I can't prove that. It's just a theory.
By the way: Why is there appearantly not a single photo of the second (777) ambulance except the frames in the 'amateur video'?
Posted by: harris | Saturday, September 02, 2006 at 03:58 AM
I put my thoughts on the whole ambulance story into a blog now too:
http://factsfictionmiddleeast.blogspot.com/2006/09/attack-on-ambulances-on-july-13th.html
There, I explain why it is not unlikely that the damage indeed can have been caused by an israeli helicopter gunship.

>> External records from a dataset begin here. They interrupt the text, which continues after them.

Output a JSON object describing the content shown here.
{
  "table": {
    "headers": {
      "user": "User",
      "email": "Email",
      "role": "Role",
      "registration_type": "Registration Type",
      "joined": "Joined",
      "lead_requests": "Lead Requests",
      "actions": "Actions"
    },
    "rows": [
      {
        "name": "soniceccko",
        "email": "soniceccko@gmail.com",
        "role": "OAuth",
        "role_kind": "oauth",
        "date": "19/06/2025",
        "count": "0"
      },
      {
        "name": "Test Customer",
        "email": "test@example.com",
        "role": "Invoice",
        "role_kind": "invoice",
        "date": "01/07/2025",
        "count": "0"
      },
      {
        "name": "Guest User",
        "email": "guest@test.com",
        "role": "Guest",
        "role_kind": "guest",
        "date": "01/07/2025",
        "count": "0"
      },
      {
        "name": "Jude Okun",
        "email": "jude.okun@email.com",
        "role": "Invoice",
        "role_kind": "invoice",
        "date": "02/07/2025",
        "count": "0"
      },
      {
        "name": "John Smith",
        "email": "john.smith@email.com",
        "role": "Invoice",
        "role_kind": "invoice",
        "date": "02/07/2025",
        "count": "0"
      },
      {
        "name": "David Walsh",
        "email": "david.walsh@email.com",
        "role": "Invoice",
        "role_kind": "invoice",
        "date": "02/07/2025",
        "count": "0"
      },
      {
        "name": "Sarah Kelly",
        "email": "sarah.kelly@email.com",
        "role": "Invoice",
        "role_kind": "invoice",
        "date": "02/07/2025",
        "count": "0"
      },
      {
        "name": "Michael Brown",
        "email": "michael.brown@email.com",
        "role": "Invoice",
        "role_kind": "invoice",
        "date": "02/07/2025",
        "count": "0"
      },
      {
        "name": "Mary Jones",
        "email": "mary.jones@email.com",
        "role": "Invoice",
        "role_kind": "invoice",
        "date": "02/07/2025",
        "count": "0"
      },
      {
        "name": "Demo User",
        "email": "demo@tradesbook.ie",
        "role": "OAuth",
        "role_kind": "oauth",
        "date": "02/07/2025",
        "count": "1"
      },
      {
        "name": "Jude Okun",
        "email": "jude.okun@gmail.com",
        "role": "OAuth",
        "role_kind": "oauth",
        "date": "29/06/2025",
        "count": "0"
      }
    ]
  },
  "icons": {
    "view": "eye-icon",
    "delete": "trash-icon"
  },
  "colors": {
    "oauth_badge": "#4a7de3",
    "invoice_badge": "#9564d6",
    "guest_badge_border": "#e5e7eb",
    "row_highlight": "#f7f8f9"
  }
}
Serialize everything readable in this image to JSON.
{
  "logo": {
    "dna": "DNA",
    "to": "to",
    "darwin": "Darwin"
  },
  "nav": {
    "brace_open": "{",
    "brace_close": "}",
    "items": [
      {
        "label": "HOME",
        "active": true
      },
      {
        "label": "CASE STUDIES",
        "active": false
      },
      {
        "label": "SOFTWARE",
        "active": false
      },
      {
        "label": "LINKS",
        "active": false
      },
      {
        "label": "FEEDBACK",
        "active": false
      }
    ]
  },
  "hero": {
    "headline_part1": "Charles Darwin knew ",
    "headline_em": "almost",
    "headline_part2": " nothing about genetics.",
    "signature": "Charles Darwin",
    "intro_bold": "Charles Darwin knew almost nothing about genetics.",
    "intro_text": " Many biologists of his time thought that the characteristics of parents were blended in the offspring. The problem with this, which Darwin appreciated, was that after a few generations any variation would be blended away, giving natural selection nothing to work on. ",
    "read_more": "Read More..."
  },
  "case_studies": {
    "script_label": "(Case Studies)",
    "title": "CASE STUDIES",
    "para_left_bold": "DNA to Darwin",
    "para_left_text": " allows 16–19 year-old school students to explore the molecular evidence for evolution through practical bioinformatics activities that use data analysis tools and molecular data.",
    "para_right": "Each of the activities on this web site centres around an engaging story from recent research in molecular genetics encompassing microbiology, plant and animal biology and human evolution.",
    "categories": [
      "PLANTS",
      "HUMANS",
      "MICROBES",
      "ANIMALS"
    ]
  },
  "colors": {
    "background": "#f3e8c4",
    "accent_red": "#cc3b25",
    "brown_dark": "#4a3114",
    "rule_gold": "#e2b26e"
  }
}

Posted by: SK | Saturday, September 02, 2006 at 08:07 PM
Hi SK
"Personally, I suspect the ambulances were attacked by the IDF, a sad thing that happens in wars, especially when the enemy uses civilians (and maybe ambulances) as shields the way Hezbollah did. I´d expect the ambulances (and the occupants) to have been much more severed, were it a Hezbollah propaganda coup."
The problem with your speculations about the involvement of the Hezbollah is, that the impression of an authentic 'attack' on red cross vehicles protected by international law, needs the involvement of red cross personal. And that personal might be interested in creating the impression of an evil breach of the rules of war, but it is a long way from that intention to intentionally hurting or killing themselves or patients. And that's what would be needed to create such an impression.